The early part of the day was spent stocking up the camper and getting to know the controls. We stopped by the local grocery store, a chain called ‘Bonus’ with a cartoon pig symbol, and bought the first few days worth of food. The fridge took a few hours to cool before we could confirm it was working, and the WiFi in the camper was spotty from the start, but overall things seemed straightforward. The beds were comfortable, and I spent quite a bit of time there since Tim graciously took on all the driving duties.
Now to the sights. The first stop was the Blue Lagoon, a famous bathing spot in Iceland…but we didn’t realize you needed to pre-book tickets and we decided against the predicted two-hour wait time.
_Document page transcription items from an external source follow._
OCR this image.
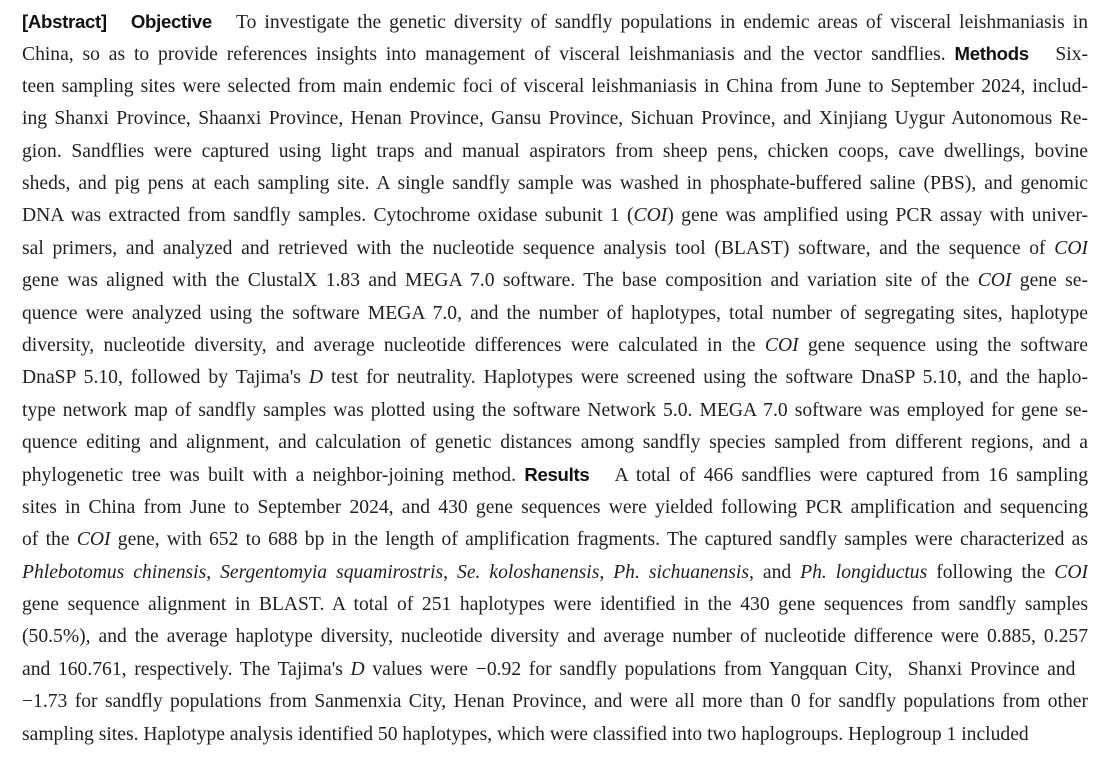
[Abstract] Objective   To investigate the genetic diversity of sandfly populations in endemic areas of visceral leishmaniasis in
China, so as to provide references insights into management of visceral leishmaniasis and the vector sandflies. Methods   Six-
teen sampling sites were selected from main endemic foci of visceral leishmaniasis in China from June to September 2024, includ-
ing Shanxi Province, Shaanxi Province, Henan Province, Gansu Province, Sichuan Province, and Xinjiang Uygur Autonomous Re-
gion. Sandflies were captured using light traps and manual aspirators from sheep pens, chicken coops, cave dwellings, bovine
sheds, and pig pens at each sampling site. A single sandfly sample was washed in phosphate-buffered saline (PBS), and genomic
DNA was extracted from sandfly samples. Cytochrome oxidase subunit 1 (COI) gene was amplified using PCR assay with univer-
sal primers, and analyzed and retrieved with the nucleotide sequence analysis tool (BLAST) software, and the sequence of COI
gene was aligned with the ClustalX 1.83 and MEGA 7.0 software. The base composition and variation site of the COI gene se-
quence were analyzed using the software MEGA 7.0, and the number of haplotypes, total number of segregating sites, haplotype
diversity, nucleotide diversity, and average nucleotide differences were calculated in the COI gene sequence using the software
DnaSP 5.10, followed by Tajima's D test for neutrality. Haplotypes were screened using the software DnaSP 5.10, and the haplo-
type network map of sandfly samples was plotted using the software Network 5.0. MEGA 7.0 software was employed for gene se-
quence editing and alignment, and calculation of genetic distances among sandfly species sampled from different regions, and a
phylogenetic tree was built with a neighbor-joining method. Results   A total of 466 sandflies were captured from 16 sampling
sites in China from June to September 2024, and 430 gene sequences were yielded following PCR amplification and sequencing
of the COI gene, with 652 to 688 bp in the length of amplification fragments. The captured sandfly samples were characterized as
Phlebotomus chinensis, Sergentomyia squamirostris, Se. koloshanensis, Ph. sichuanensis, and Ph. longiductus following the COI
gene sequence alignment in BLAST. A total of 251 haplotypes were identified in the 430 gene sequences from sandfly samples
(50.5%), and the average haplotype diversity, nucleotide diversity and average number of nucleotide difference were 0.885, 0.257
and 160.761, respectively. The Tajima's D values were −0.92 for sandfly populations from Yangquan City,  Shanxi Province and
−1.73 for sandfly populations from Sanmenxia City, Henan Province, and were all more than 0 for sandfly populations from other
sampling sites. Haplotype analysis identified 50 haplotypes, which were classified into two haplogroups. Heplogroup 1 included
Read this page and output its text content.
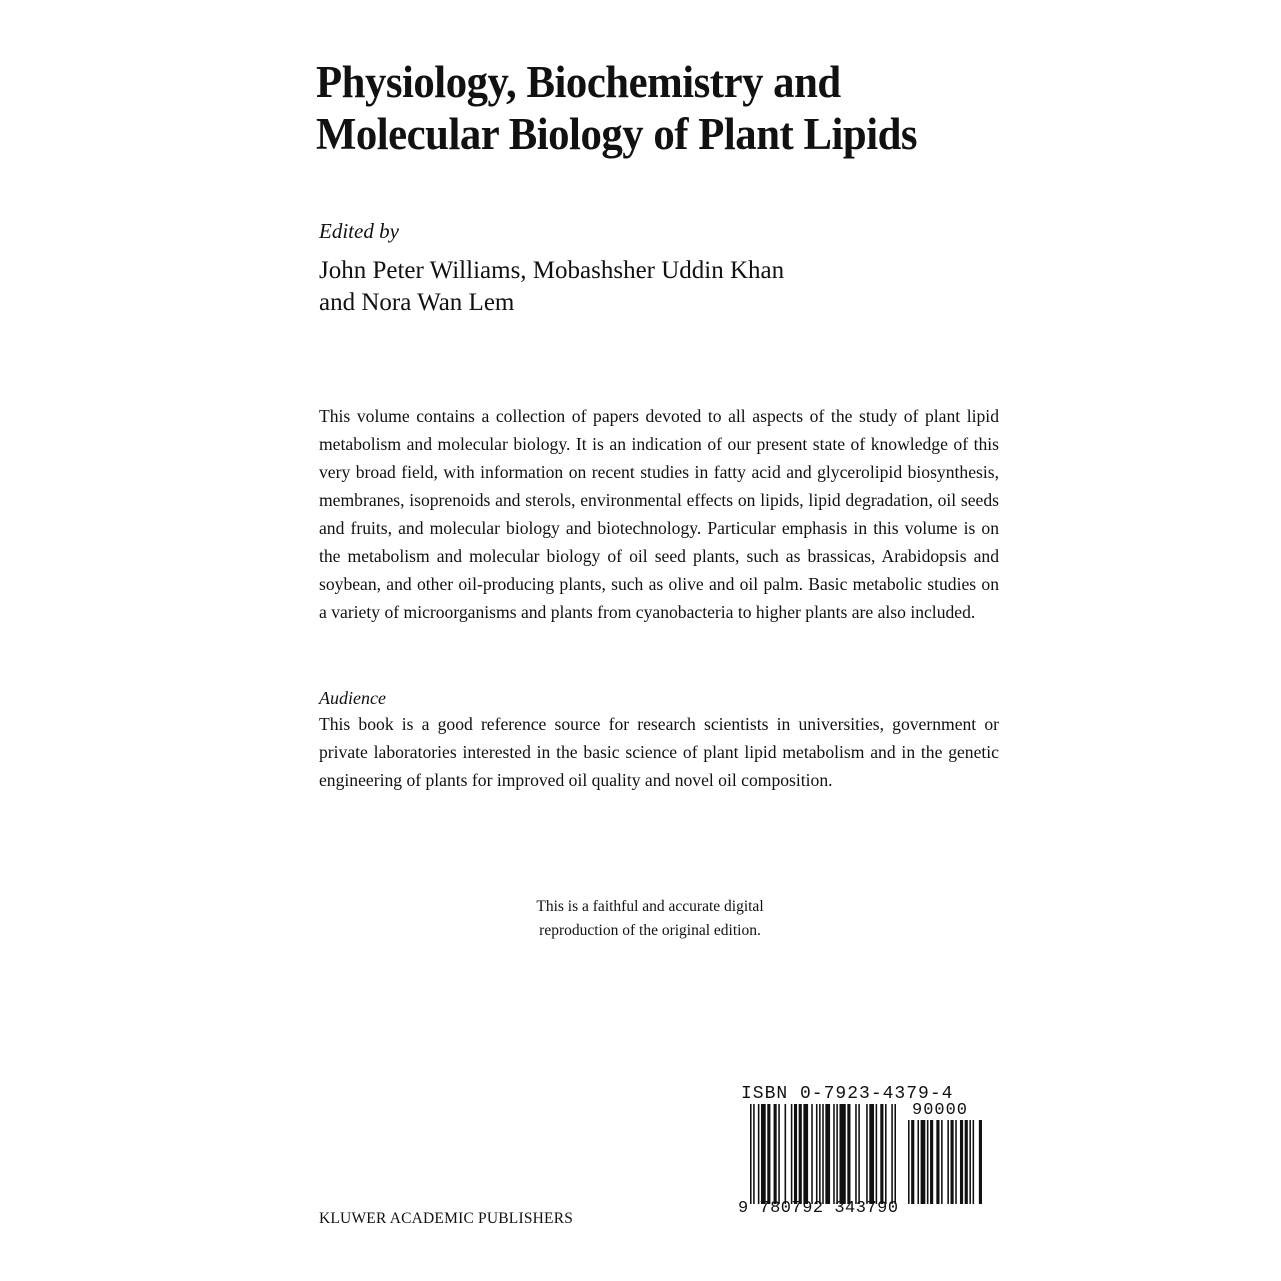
Physiology, Biochemistry and
Molecular Biology of Plant Lipids
Edited by
John Peter Williams, Mobashsher Uddin Khan
and Nora Wan Lem
This volume contains a collection of papers devoted to all aspects of the study of plant lipid metabolism and molecular biology. It is an indication of our present state of knowledge of this very broad field, with information on recent studies in fatty acid and glycerolipid biosynthesis, membranes, isoprenoids and sterols, environmental effects on lipids, lipid degradation, oil seeds and fruits, and molecular biology and biotechnology. Particular emphasis in this volume is on the metabolism and molecular biology of oil seed plants, such as brassicas, Arabidopsis and soybean, and other oil-producing plants, such as olive and oil palm. Basic metabolic studies on a variety of microorganisms and plants from cyanobacteria to higher plants are also included.
Audience
This book is a good reference source for research scientists in universities, government or private laboratories interested in the basic science of plant lipid metabolism and in the genetic engineering of plants for improved oil quality and novel oil composition.
This is a faithful and accurate digital
reproduction of the original edition.
KLUWER ACADEMIC PUBLISHERS
ISBN 0-7923-4379-4
90000
9 780792 343790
Next up was the golden circle, the top tourist region in Iceland. I can’t recall ever seeing geysers before, and the main one here, Strokkur, was amazing. The reason why it’s one of the most famous geysers in Iceland is the frequency and reliability of eruption…every 5-10 minutes without fail. The steam from the geysers and other hot spots produced a very cool misty atmosphere that looked fantasy-like in pictures, and this more than made up for the putrid, sulfur-like smell of the area.
The first time we saw Strokkur erupt was embarrassing, as we were initially surprised by the magnitude and height of the eruption and ran like idiots thinking we’d get burned or something. I eventually got my composure enough to film a couple explosive videos.
Before heading to the next attraction we stopped for dinner at the restaurant nearby the geyser park. Sometimes it was good to eat out as you could also concurrently charge your electronics on a free outlet. This was more than just a place to inject life into my laptop battery, however, as they had the best bread I’ve had in recent memory. I usually don’t take pictures of something so mundane as bread, but this was warmed to the perfect temperature, spiced with some unknown but wonderful herbs, and served with homemade oil and pesto that was divine.
After this near-religious experience with bread, we drove to the nearby waterfall, Gullfoss. I love waterfalls, and this one was a beauty…tiered so it appeared to be flowing down steps until its final plunge into the canyon, which was hard to see unless viewing from really close. There were a few viewing points for great pictures, and you could walk about halfway around the side of the waterfall for different perspectives.
The sound of Gullfoss was so dramatic and relaxing we decided to spend the night camped out next to it. We stayed up late playing a Belgian card game and enjoying some local Icelandic beer, and were greeted in the morning with one final view of Gullfoss…what a thing to wake up to!